Satu yang mengkareng kita adalah sistem politik yang diatur agar dikuasai hanya segelintir orang. Presiden bagi seluruh rakyat Indonesia hanya bisa dicalonkan oleh Partai Politik. Ya, partai politik yang wakil-wakilnya di DPR tidak mendengarkan suara jutaan orang menolak UU atau meminta UU tertentu. Partai politik yang sebagiannya tidak demokratis, pimpinannya tidak berganti-ganti selama puluhan tahun dan kader-kadernya menjadi langganan penjara koruptor. Rakyat tidak punya hak menarik kembali calon yang ia pilih meskipun mengkhianati publik yang mendudukkannya di kursi itu.
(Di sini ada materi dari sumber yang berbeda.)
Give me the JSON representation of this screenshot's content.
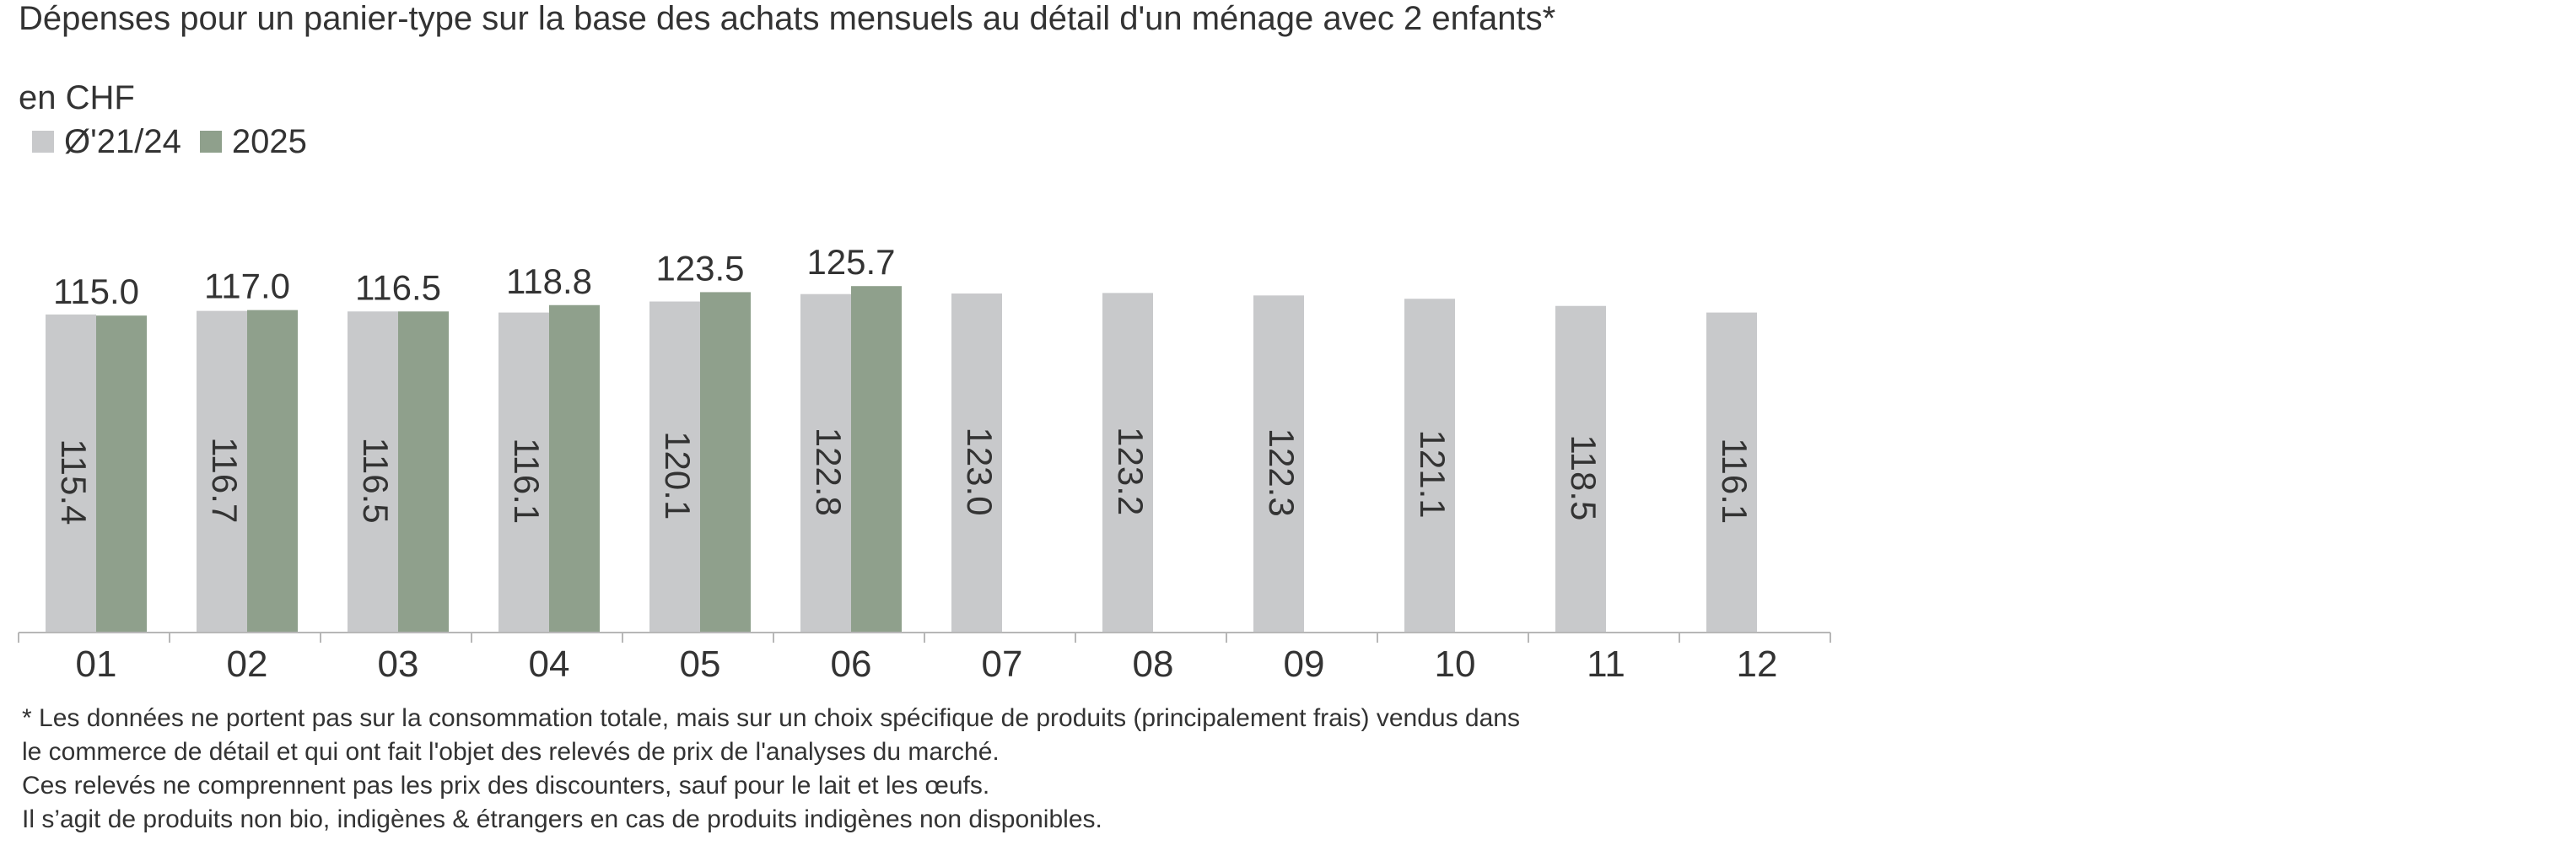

Tentu saja mengubah sistem politik hanyalah awal, tugas sebenarnya adalah membuat demokrasi ekonomi terjadi, agar cita-cita berdirinya Negara ini sungguh terjadi; kesejahteraan seluruh rakyat dan mencerdaskan kehidupan bangsa.
Ini pastinya agenda besar dan agenda besar membutuhkan upaya keras. Tapi YLBHI tidak pernah bermaksud berjalan sendiri, tidak di depan, tidak di belakang. Orang hukum atau pengacara bukan penonton di pinggiran yang baru datang setelah masalah terjadi. YLBHI akan dan harus berjalan bersama rakyat. Ini bukan agenda orang per orang, ini agenda kita bersama.
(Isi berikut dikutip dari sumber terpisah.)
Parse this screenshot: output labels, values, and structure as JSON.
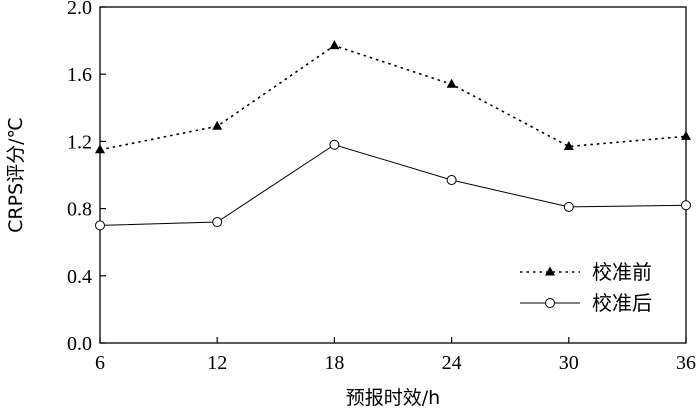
{
  "chart_data": {
    "type": "line",
    "x": [
      6,
      12,
      18,
      24,
      30,
      36
    ],
    "x_ticks": [
      "6",
      "12",
      "18",
      "24",
      "30",
      "36"
    ],
    "y_ticks": [
      "0.0",
      "0.4",
      "0.8",
      "1.2",
      "1.6",
      "2.0"
    ],
    "xlim": [
      6,
      36
    ],
    "ylim": [
      0,
      2.0
    ],
    "xlabel": "预报时效/h",
    "ylabel": "CRPS评分/℃",
    "grid": false,
    "legend_position": "bottom-right",
    "series": [
      {
        "name": "校准前",
        "values": [
          1.15,
          1.29,
          1.77,
          1.54,
          1.17,
          1.23
        ],
        "line_style": "dotted",
        "marker": "filled-triangle",
        "color": "#000000"
      },
      {
        "name": "校准后",
        "values": [
          0.7,
          0.72,
          1.18,
          0.97,
          0.81,
          0.82
        ],
        "line_style": "solid",
        "marker": "open-circle",
        "color": "#000000"
      }
    ]
  }
}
Masalahnya tinggal satu saja, bagaimana membuat sebagian besar orang bergerak. Seperti yang dikatakan Indonesia Raya, bangunlah jiwanya, bangunlah raganya. Raga hanya digerakkan oleh jiwa yang bangkit. Dan di masa kini hal ini susah-susah gampang. Mudah karena media sosial mampu menyebarkan pesan dalam waktu detik ke ribuan orang. Tapi sulit karena semua merebut ruang itu dan perebutan ini tidak netral. Ada yang dibiayai anggaran besar, memiliki kakak pembina, memanfaatkan kekuasaan dll, yang benar jadi salah, yang salah jadi pahlawan. Oleh karena itu sudah saatnya kita kembali ke masyarakat, memperkuat rakyat. Memperkuat negara telah nyata menjadi taktik yang bangkrut.
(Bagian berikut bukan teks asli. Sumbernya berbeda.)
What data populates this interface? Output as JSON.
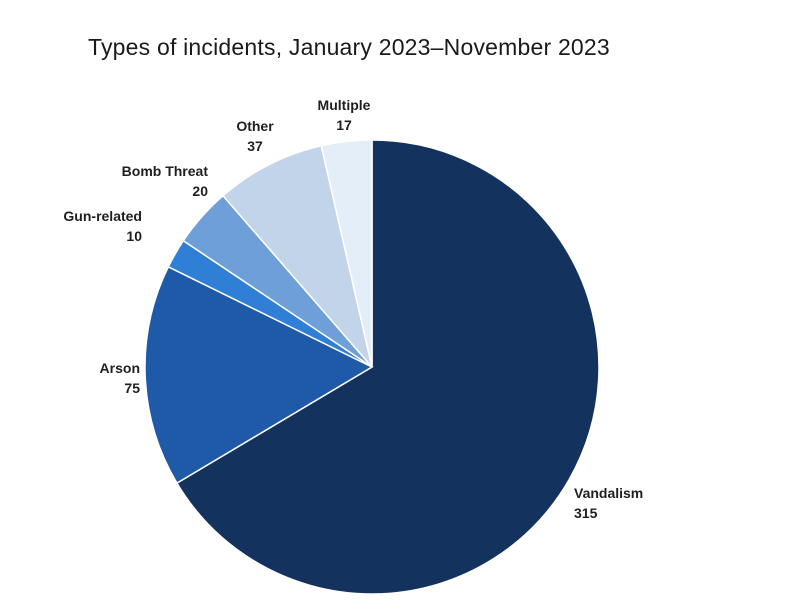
{
  "chart_data": {
    "type": "pie",
    "title": "Types of incidents, January 2023–November 2023",
    "start_angle": "12 o'clock",
    "direction": "clockwise",
    "slices": [
      {
        "label": "Vandalism",
        "value": 315,
        "color": "#14325e"
      },
      {
        "label": "Arson",
        "value": 75,
        "color": "#1f5aa8"
      },
      {
        "label": "Gun-related",
        "value": 10,
        "color": "#2f7fd6"
      },
      {
        "label": "Bomb Threat",
        "value": 20,
        "color": "#6f9fd8"
      },
      {
        "label": "Other",
        "value": 37,
        "color": "#c2d4ea"
      },
      {
        "label": "Multiple",
        "value": 17,
        "color": "#e3eef9"
      }
    ]
  }
}
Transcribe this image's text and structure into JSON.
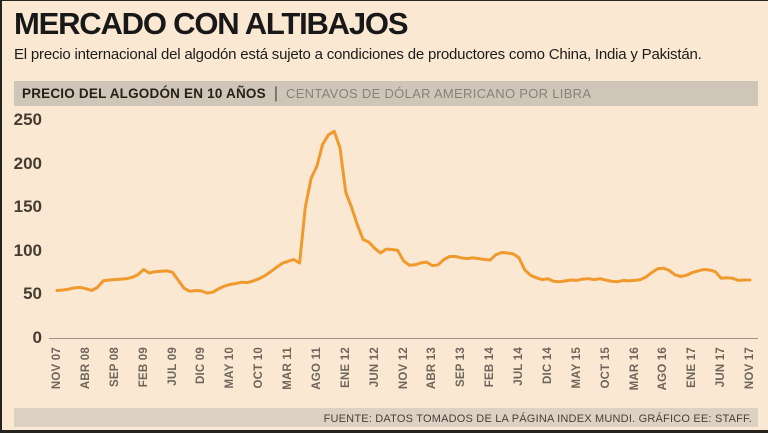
{
  "header": {
    "title": "MERCADO CON ALTIBAJOS",
    "subtitle": "El precio internacional del algodón está sujeto a condiciones de productores como China, India y Pakistán."
  },
  "panel": {
    "title": "PRECIO DEL ALGODÓN EN 10 AÑOS",
    "separator": "|",
    "units": "CENTAVOS DE DÓLAR AMERICANO POR LIBRA"
  },
  "footer": {
    "source": "FUENTE: DATOS TOMADOS DE LA PÁGINA INDEX MUNDI. GRÁFICO EE: STAFF."
  },
  "colors": {
    "background": "#FBE8D3",
    "band": "#CFC5B8",
    "footer_band": "#DDD1C3",
    "line": "#F0992C",
    "axis": "#9C938A",
    "x_label": "#6E655B",
    "y_label": "#453C31",
    "title": "#181818"
  },
  "chart_data": {
    "type": "line",
    "title": "PRECIO DEL ALGODÓN EN 10 AÑOS",
    "ylabel": "CENTAVOS DE DÓLAR AMERICANO POR LIBRA",
    "ylim": [
      0,
      250
    ],
    "yticks": [
      0,
      50,
      100,
      150,
      200,
      250
    ],
    "grid": false,
    "legend": "none",
    "points_frequency": "monthly",
    "ticks_every_n_points": 5,
    "x_tick_labels": [
      "NOV 07",
      "ABR 08",
      "SEP 08",
      "FEB 09",
      "JUL 09",
      "DIC 09",
      "MAY 10",
      "OCT 10",
      "MAR 11",
      "AGO 11",
      "ENE 12",
      "JUN 12",
      "NOV 12",
      "ABR 13",
      "SEP 13",
      "FEB 14",
      "JUL 14",
      "DIC 14",
      "MAY 15",
      "OCT 15",
      "MAR 16",
      "AGO 16",
      "ENE 17",
      "JUN 17",
      "NOV 17"
    ],
    "series": [
      {
        "name": "Precio del algodón (centavos de dólar por libra)",
        "values": [
          54.5,
          55,
          56,
          57.5,
          58,
          56.5,
          54.5,
          58,
          65.5,
          66.5,
          67,
          67.5,
          68,
          69.5,
          72.5,
          78.5,
          74.5,
          76,
          76.5,
          77,
          75.5,
          66,
          57,
          53.5,
          54.5,
          54,
          51.5,
          52.5,
          56.5,
          59.5,
          61.5,
          62.5,
          64,
          63.5,
          65.5,
          68,
          71.5,
          76,
          81,
          85.5,
          88,
          90,
          86,
          150,
          183,
          197,
          222,
          233,
          237,
          218,
          167,
          150,
          130,
          113,
          110,
          103,
          97.5,
          102,
          101.5,
          100.5,
          88.5,
          83.5,
          84,
          86,
          87,
          83,
          84,
          90,
          93.5,
          93.5,
          92,
          91,
          92,
          91,
          90,
          89.5,
          95.5,
          98,
          97.5,
          96.5,
          92,
          78,
          72,
          69,
          67,
          68,
          65,
          64.5,
          65.5,
          66.5,
          66,
          67.5,
          68,
          67,
          68,
          66.5,
          65,
          64.5,
          66,
          65.5,
          66,
          67,
          70,
          75,
          79.5,
          80,
          77.5,
          72.5,
          70.5,
          72,
          75,
          77,
          78.5,
          78,
          76,
          68.5,
          69,
          68.5,
          66,
          66.5,
          66.5
        ]
      }
    ]
  }
}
Saatnya kita menengok diri sendiri. Tidak ada orang korup yang berhak berteriak tentang anti korupsi. Karena itu dengan rendah hati kita harus selalu mengengok ke dalam, tidak boleh ada tempat untuk pelaku kekerasan seksual, orang yang korup, pembela penjahat kemanusiaan dll. Tetapi menjaga integritas tidak cukup. Semua orang tahu ini adalah jalan pedang. Karena itu kita selalu menjadikan LBH-YLBHI sebagai lembaga kader. Artinya siap memimpin dan dipimpin. Kita menjadi pemimpin bukan karena keinginan individual dan menundukkan diri kepada pemimpin yang kita pilih karena sadar kerja bersama selalu lebih baik dari kerja individual. Dalam jalan ini kerja bersama saja belum tentu menang, jadi mengapa kita harus bertengkar dengan sesama.
Pesan terakhir kami, perlakukan selalu kawan berbeda dari lawan. Dan apa yang kami maksud kawan bukan teman kongkow, teman sepermainan, teman sedaerah, teman satu sekolah, tapi teman seperjuangan. Apabila kita sering mengasihani orang yang kita anggap jahat, mengapa teman sendiri layak diperlakukan dengan kejam. Apabila kita memperlakukan teman seperjuangan seperti lawan, sesungguhnya ego kita masih dominan. Padahal dalam jalan ini, sesungguhnya kita, individu-individu mati, melebur, gerakan yang hidup. Karena itulah kita semua hadir…dan saling bertaut.